Een geneesmeester is zodanige man die in de kamer van de zieke geduld wordt om wat pispraatjes en beuzelingen voor geld te verkopen zo lang tot de natuur de lijder in gezondheid herstelt of de zogenaamde hulpmidddelen hem in het graf hebben gebracht. (164)

Menslievenden

Daar is een soort mensen dat zeer menslievend is en die door al te veel te beloven zich gedurig in de onmogelijkheid bevinden hun beloften te houden. Ik zei tegen een van mijn vrienden die dit zeer eigen is, dat hij de morgenstond doorbracht met te beloven en de namiddag met zijn verontschuldigingen te maken. (168)

Vlaamse vrouwen

Voor de Vlaamse juffers is het een groot plezier wanneer een grote generaal in hun stad zijn winterkwartier betrekt. Zo iemand weet het jufferschap met gastmalen en andere vermakelijkheden te onthalen, maar bijzonder met lekker te smullen want onder de vijf Vlaamse juffers zijn ten minste vier lekkerbekken. (201)

Lachende begrafenis

Een alleenstaande vrouw liet bij  testament vastleggen dat de priesters een grote som geld kregen als ze niet zouden lachen bij de begrafenis. De priesters beloofden hun best te doen maar toen ze elkaar zagen aankomen konden ze zich niet inhouden van het lachen. Daarop weigerde de broer van de overledene de som te betalen, maar de pastoor verdedigde zich: ‘Mijnheer, uw zuster heeft deze voorwaarde in haar testament gezet om te beletten dat er zou gelachen worden zonder dwingende reden. Maar gij toont zo weinig droefheid om haar overlijden dat het onmogelijk is om ons van het lachen te onthouden’. (215)

Drinkdeuntje

Als Socrates zijn wijf begon

Te schelden, wat ze deftig kon,

Dan ging hij naar de kroeg toe keren,

                    Bij het vrolijk nat.

Laat ons van Socrates dit leren,

Hij hield de wet die leerde, dat

Men eens per maand moet wezen zat. (237)



[1] Furetieriana of klemredenen, historische aanmerkingen, zeedekunde, woordenziftery, aardigheden, zinspreuken, sneedige antwoorden en geleertheit van den heer Furetiere, in zyn leven abt van Chalivoy en lid van de Fransche academie (Amsterdam, Nicolaas ten Hoorn, 1711). Vertaling van: Furetieriana ou les bons mots et les remarques d’histoire, de morale, de critique, de plaisanterie, & d’erudition de Mr. Furetiere, abbé de Chalivoy, de l’Academie françoise (Brussel, François Foppens, 1696; de frontispice van Jacob Harrewijn diende als inspiratie voor de prent in de Nederlandse editie). De vermoedelijke ware eerste editie (met licht andere titel) verscheen datzelfde jaar: Furetiriana ou les bons mots et les remarques: histoires de morale, de critique, de plaisanterie, & d'érudition de Mr. Furetière (Paris, Thomas Guillain, 1696; heruitgaven: Lyon, Amaulry, 1696; Paris, Pierre Ribou, 1704/1708); er verschenen ook edities met titel: ‘F***ana’. Het boek werd ook opgenomen als eerste deel in de collectie Ana; ou, collection de bons mots, contes, pensées détachées, traits d'histoire et anecdotes des hommes célebres (Amsterdam/Paris, Belin, 1799).

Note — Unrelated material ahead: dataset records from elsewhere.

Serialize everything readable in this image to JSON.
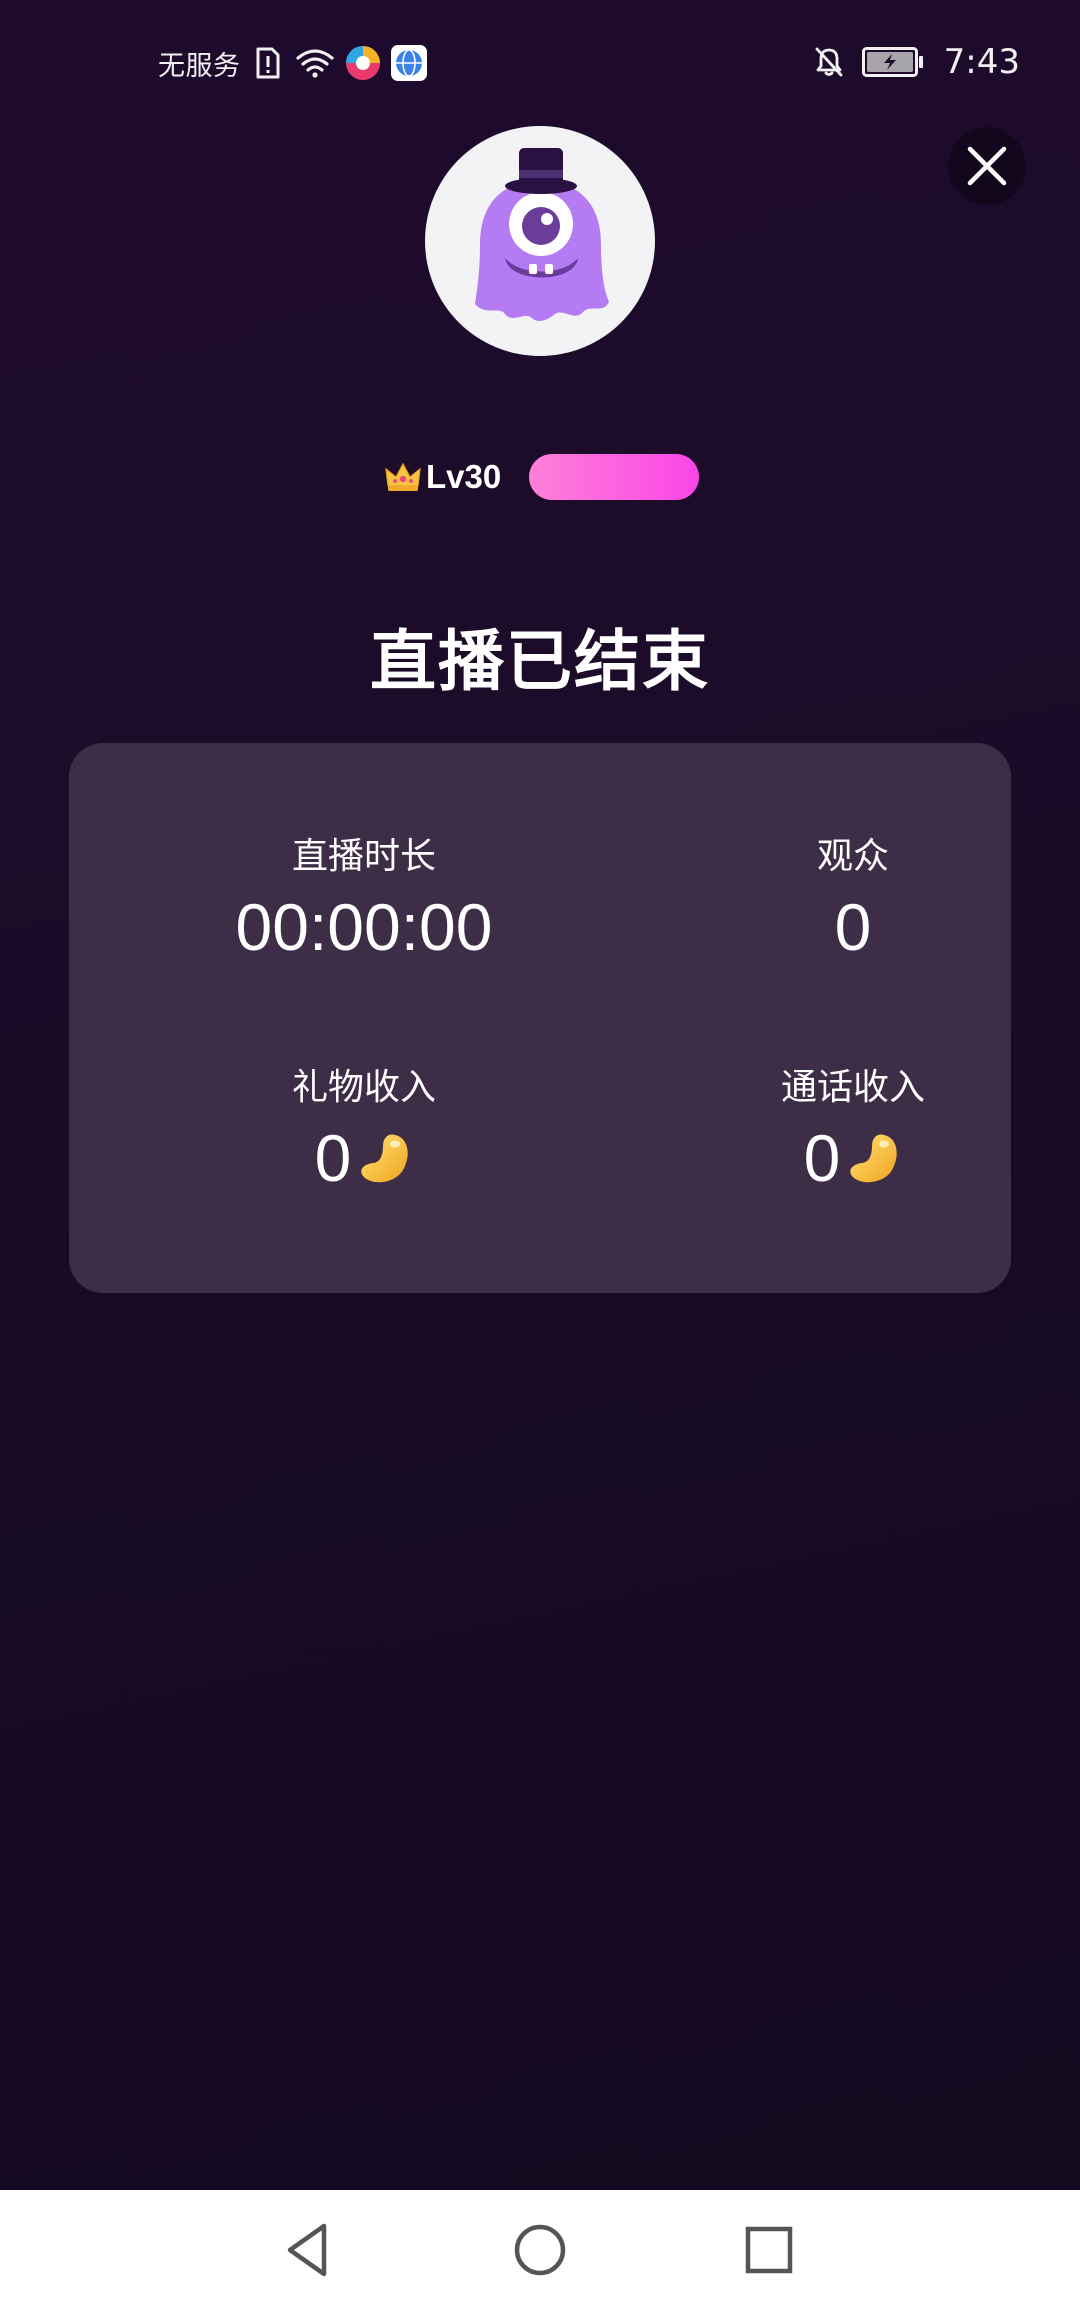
{
  "status_bar": {
    "carrier": "无服务",
    "time": "7:43",
    "icons": [
      "sim-alert-icon",
      "wifi-icon",
      "app-notification-icon",
      "browser-notification-icon",
      "mute-bell-icon",
      "battery-charging-icon"
    ]
  },
  "user": {
    "level": "Lv30",
    "level_icon": "crown-icon",
    "avatar_icon": "one-eyed-monster-with-top-hat"
  },
  "title": "直播已结束",
  "stats": {
    "duration": {
      "label": "直播时长",
      "value": "00:00:00"
    },
    "viewers": {
      "label": "观众",
      "value": "0"
    },
    "gift_income": {
      "label": "礼物收入",
      "value": "0",
      "icon": "bean-coin-icon"
    },
    "call_income": {
      "label": "通话收入",
      "value": "0",
      "icon": "bean-coin-icon"
    }
  },
  "nav": {
    "icons": [
      "back-icon",
      "home-icon",
      "recents-icon"
    ]
  },
  "colors": {
    "background_top": "#1f0a2c",
    "background_bottom": "#140a20",
    "card": "#3d2d47",
    "level_bar_start": "#ff80d8",
    "level_bar_end": "#f945e9",
    "avatar_purple": "#b57bf2"
  }
}
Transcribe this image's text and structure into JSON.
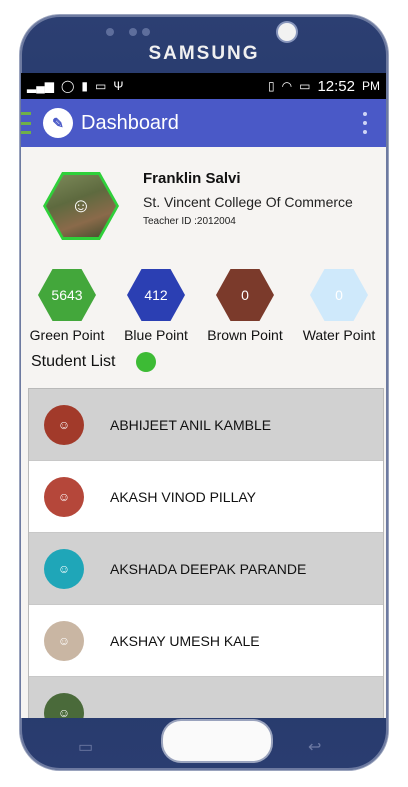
{
  "device": {
    "brand": "SAMSUNG"
  },
  "statusbar": {
    "left_icons": [
      "signal-icon",
      "whatsapp-icon",
      "battery-saver-icon",
      "message-icon",
      "usb-icon"
    ],
    "right_icons": [
      "vibrate-icon",
      "wifi-icon",
      "battery-icon"
    ],
    "time": "12:52",
    "ampm": "PM"
  },
  "appbar": {
    "title": "Dashboard"
  },
  "profile": {
    "name": "Franklin Salvi",
    "college": "St. Vincent College Of Commerce",
    "teacher_id": "Teacher ID :2012004"
  },
  "points": [
    {
      "value": "5643",
      "label": "Green Point",
      "color": "#43a73b"
    },
    {
      "value": "412",
      "label": "Blue Point",
      "color": "#2b3fb3"
    },
    {
      "value": "0",
      "label": "Brown Point",
      "color": "#7b3a2b"
    },
    {
      "value": "0",
      "label": "Water Point",
      "color": "#cfe9fb"
    }
  ],
  "student_list": {
    "label": "Student List",
    "status_color": "#3dbb35",
    "students": [
      {
        "name": "ABHIJEET ANIL KAMBLE"
      },
      {
        "name": "AKASH VINOD PILLAY"
      },
      {
        "name": "AKSHADA DEEPAK PARANDE"
      },
      {
        "name": "AKSHAY UMESH KALE"
      }
    ]
  }
}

De Franse priester, schrijver en lexicograaf Antoine Furetière (1619-1688) werd vooral bekend door zijn postuum uitgegeven Dictionnaire universel (1690). Hoewel hij wat humoristische poësie en satirische werken schreef is hij hoogst waarschijnlijk niet de auteur van de Furetieriana, al wordt in het voorwoord verwezen naar aantekeningen die na zijn dood gevonden zouden zijn. Dit boek behoort tot de zogenaamde ‘anonymiana‘, maar ‘mis au jour par Guy Marais’ volgens Barbier, Ouvrages anonymes, (1874 vol II p 512). Francine Wild, Naissance du genre des Ana (1574-1712) (Paris, Champion, 2001 p 314 e.v.) betwijfelt deze toeschrijving. Wie is dan de auteur? Jean-Léonor Le Gallois de Grimarest (1659-1713) volgens Wikipedia: « L'homme qui a ‘mis au jour’ les Furetieriana, publiés simultanément à Paris et à Bruxelles, serait, selon le Catalogue des livres imprimés de la Bibliothèque du Roy, (Paris, 1750, tome II, p. 173), un ‘sieur Guy-Marais’, dont le nom n'apparaît nulle part ailleurs dans la bibliographie française de l'époque classique, et qui pourrait bien être Grimarest.»